VIDEO - Drame de Millas : la conductrice du car scolaire maintient que les barrières du passage à niveau étaient levées

FAITS DIVERS
ACCIDENT - La conductrice du car scolaire impliquée dans l'accident de Millas (Pyrénées-Orientales), qui a coûté la vie à six élèves, a été entendue ce mercredi 21 février par deux juges marseillaises. La mère de famille, âgée de 46 ans, maintient sa version des faits : le passage à niveau, selon elle, ne fonctionnait pas.

Plus de deux mois après la collision meurtrière de Millas, la conductrice du car scolaire impliquée dans l'accident avec un train régional a été entendue par deux juges marseillaises. Mise en examen pour "homicides et blessures involontaires par imprudence", celle-ci a livré sa version des faits depuis le centre de convalescence où elle se trouve toujours. 


Et a maintenu sa version de la "barrière levée", a indiqué son avocat à l'AFP. "Elle explique que les barrières étaient levées et que le feu ne fonctionnait pas", a ainsi déclaré maître Jean Codognès, à l'issue de l'audition. Selon l'avocat, cette audition à propos de la collision qui a fait 6 morts, a duré plusieurs heures, a été "très compliquée" et réalisée "en présence d'un psychiatre". 

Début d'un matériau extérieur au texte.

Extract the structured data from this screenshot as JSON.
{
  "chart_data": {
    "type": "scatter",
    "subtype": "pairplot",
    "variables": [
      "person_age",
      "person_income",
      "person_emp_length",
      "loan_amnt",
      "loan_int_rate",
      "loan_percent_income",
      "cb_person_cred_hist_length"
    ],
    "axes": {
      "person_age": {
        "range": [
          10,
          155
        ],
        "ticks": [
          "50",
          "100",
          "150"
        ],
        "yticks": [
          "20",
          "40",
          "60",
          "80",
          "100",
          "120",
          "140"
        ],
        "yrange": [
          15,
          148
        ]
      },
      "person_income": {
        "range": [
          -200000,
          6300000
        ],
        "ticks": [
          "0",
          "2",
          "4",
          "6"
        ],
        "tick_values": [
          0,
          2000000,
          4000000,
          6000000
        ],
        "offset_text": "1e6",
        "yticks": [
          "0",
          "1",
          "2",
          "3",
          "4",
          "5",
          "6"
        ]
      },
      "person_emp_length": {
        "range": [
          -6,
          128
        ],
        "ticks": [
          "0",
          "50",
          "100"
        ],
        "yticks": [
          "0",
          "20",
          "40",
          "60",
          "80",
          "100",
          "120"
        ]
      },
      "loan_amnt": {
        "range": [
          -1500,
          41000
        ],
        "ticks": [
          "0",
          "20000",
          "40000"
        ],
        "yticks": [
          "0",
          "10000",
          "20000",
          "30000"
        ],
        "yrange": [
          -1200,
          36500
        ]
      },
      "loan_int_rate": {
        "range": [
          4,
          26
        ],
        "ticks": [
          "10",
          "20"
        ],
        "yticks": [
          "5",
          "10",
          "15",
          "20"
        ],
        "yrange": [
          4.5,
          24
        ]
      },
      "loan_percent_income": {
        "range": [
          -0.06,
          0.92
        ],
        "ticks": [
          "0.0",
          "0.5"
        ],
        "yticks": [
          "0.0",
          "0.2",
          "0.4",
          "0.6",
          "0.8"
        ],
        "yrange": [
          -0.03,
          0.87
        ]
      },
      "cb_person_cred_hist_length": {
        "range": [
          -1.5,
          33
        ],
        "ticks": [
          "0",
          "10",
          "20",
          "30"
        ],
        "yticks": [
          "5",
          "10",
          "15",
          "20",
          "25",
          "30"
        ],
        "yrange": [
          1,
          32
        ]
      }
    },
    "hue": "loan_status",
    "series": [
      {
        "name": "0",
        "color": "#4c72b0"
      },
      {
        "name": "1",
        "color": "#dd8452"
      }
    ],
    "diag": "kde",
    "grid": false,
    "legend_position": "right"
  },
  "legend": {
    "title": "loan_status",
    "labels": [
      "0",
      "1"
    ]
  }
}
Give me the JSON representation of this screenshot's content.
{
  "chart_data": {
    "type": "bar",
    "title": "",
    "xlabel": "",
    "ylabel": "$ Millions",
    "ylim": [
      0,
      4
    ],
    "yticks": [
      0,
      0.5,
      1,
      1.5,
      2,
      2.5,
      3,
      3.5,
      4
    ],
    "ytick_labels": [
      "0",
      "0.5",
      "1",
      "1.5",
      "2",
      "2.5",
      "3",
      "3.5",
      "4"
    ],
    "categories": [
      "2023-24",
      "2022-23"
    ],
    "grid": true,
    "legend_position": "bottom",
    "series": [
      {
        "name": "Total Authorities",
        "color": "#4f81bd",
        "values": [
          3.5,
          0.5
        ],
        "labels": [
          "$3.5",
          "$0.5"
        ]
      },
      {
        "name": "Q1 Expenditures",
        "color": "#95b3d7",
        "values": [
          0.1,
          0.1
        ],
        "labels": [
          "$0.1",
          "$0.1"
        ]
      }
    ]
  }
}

Néanmoins, la mise en examen aurait "répondu aux questions des magistrats de manière très complète", a encore souligné l'avocat, constatant que sa cliente s'est "effondrée aux souvenirs des enfants du car". Il ajoute : "C'est une épreuve de se souvenir du drame, des enfants. Les visages des enfants la hantent. Je ne sais pas si humainement on peut se reconstruire après une telle situation."

Des témoignages qui ne concordent pas

Reste qu'au coeur de l'enquête, les différents témoignages ne concordent pas. L'avocat de la conductrice le concède lui-même : nous devrions avoir une "idée plus précise" de ce qui "s'est passé après le rapport d'expertises" précise-t-il ainsi. "Les expertises techniques qui ont été diligentées par les magistrats instructeurs ne sont pas encore rentrées."


Alors même si cette mère de famille de 46 ans affirme depuis le premier jour que les barrières du passage à niveau étaient levées lors de la traversée de la voie par le car scolaire qu'elle conduisait, et que le feu rouge et l'alarme ne fonctionnaient pas, un audit interne de la SNCF indique quant à lui exactement l'inverse, à savoir que le passage à niveau fonctionnait bien, et que "les barrières étaient baissées, le feu rouge et le signal sonore fonctionnaient".


Par ailleurs, la version de la conductrice contredit les premières "constatations matérielles" dont a fait état le procureur de Marseille, Xavier Tarabeux, qui vont "plutôt dans le sens d'une barrière fermée", tout comme les témoignages du conducteur du TER et des chauffeurs des véhicules qui se trouvaient de l'autre côté de la voie ferrée.